NV must think they are clever thinking they can get gamers to buy a mid-range GK104 chip for high end prices, while making huge margins by re-badging it as $400-500 video card with a cheap 4 phase PCB.
Fixed.
Historically NV's mid-range next generation chip has equalled or outperformed the previous high-end NV chip:
GeForce 2 Ultra (High End) < GeForce 3 Ti 200 (Mid-range)
GeForce 3 / Ti500 (High End) < GeForce 4 Ti4200 (Mid-range)
GeForce 4 Ti4600/4800 (High-End) < FX 5700 U (Mid-range)
GeForce FX 5900U/5950U (High-End) < 6600GT (Mid-range)
6800U (High-End) <= 7600GT (mid-range)
7800 GTX 256 (High-end) < 7900GT/7950GT (Mid-range)

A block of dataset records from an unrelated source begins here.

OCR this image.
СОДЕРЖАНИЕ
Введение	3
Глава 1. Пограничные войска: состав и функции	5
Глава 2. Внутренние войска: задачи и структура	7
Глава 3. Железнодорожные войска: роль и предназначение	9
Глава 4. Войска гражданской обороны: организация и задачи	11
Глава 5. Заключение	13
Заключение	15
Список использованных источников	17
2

7900GTX (High-end) < 8800GTS 320/8800GT (Mid-range)
8800GTX 768 / U (High-end) < GTS 250 / GTX260 (Mid-range / Upper mid-range)
GTX280/285 (High-end) < GTX 460 1GB (Mid-range)
GTX480/580 (High-end) <
GTX670 (Mid-range)
Except NV never was successful trying to sell mid-range chips for $400-500 (well it tried with 8800GTS 640mb and GTX260, but failed with both).
All the signs are there:
- 256-bit memory bandwidth = GTX580 = next generation high-end chips have gobbles more bandwidth than previous high-end, not so for 680. Interestingly, GTX680 is severely memory bandwidth limited at high resolutions
- Gimped GPGPU processing = Since G80 NV has pushed GPGPU as foundation for its flagship product....

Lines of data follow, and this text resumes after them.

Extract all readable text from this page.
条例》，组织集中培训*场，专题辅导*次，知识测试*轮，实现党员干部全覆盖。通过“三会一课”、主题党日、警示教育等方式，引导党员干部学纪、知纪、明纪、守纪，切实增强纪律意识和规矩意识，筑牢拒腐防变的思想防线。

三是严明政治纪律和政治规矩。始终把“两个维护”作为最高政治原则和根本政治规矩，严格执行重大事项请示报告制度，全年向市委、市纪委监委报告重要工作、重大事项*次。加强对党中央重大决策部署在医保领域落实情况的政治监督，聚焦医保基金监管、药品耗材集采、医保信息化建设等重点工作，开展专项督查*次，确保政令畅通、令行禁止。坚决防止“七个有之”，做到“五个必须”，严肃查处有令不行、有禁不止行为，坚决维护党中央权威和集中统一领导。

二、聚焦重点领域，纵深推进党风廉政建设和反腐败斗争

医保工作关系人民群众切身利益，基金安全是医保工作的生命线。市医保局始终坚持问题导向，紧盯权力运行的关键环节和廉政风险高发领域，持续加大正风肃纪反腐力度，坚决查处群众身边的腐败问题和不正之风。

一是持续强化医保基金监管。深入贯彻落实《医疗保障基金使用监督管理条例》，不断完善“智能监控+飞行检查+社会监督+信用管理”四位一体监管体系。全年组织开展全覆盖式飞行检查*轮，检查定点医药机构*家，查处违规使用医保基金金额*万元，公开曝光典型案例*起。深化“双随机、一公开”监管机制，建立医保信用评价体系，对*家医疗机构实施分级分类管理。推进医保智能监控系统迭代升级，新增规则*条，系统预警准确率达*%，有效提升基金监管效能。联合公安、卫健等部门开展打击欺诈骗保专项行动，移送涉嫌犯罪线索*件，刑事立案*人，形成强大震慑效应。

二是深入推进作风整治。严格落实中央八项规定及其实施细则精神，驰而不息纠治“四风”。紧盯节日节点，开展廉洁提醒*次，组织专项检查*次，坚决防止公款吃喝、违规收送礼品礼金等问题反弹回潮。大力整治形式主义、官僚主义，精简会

- GTX670 slightly beating GTX580 is exactly in-line with mid-range next generation part performing slightly faster than previous generation high-end part.
- GK104 SMX cluster setup is a very similar to GF104. GK104 is a codename successor for GF104....
- GTX680
was GTX670Ti until last minute
- GTX680 outperforming GTX580 by just 30% is also
way off historical increases between generations
GK104 = mid-range chip, overclocks well enough to go against HD7900 series just like
GTX460 OCed was good enough to often match HD5870 in benches. NV pushed it to the max to stay in the game because they couldn't get GK100/110 out. That's why GTX680 has almost no overclocking headroom left since NV pushed it to the max with Dynamic OC. That's like shipping GTX460 with 850mhz clocks from the factory.
There should be little to no surprises that GK104 can fit into such a small PC since it's a mid-range chip after all. .....
Original Kepler rumors before GTX680 launch:
GK110 high-end chip - August 2012
GeForce GTX 690 - $ 499 (estimate)
GeForce GTX 685 - $ 399 (estimate)
GK104 performance chip - March / April 2012
GeForce GTX 680 - $ 299
GeForce GTX 670 - $ 229-249 (estimate)
Other sources noted that GK104 was a mid-range / upper mid-range replacement for GTX560Ti/GTX570:
There really isn't a cheap upgrade this gen for 6900 + 400+ 500 series owners. Oh well money stays in the bank. See ya next year Amd/nvidia
More people in BRIC countries demand PC gaming hardware. We are now competing for scarce resources globally against millions of consumers in China (1.3B people in total), Russia, India (1.2B people) and Brazil.
http://www.techspot.com/news/48449-...inues-to-grow-despite-rising-competition.html
Also, the recent enthusiast craze for lower power consumption means that NV traded in performance for power consumption because gamers asked for it after criticizing Fermi. Yet, same gamers have no problems cranking HD7970 to 1250mhz @ 1.25V, pumping 150W extra power and yet NV took the Fermi criticism to the extreme and released a gimped 170W GTX680 under 195W TDP. GTX680 should have been a 250W part with 50-60% more performance over GTX580.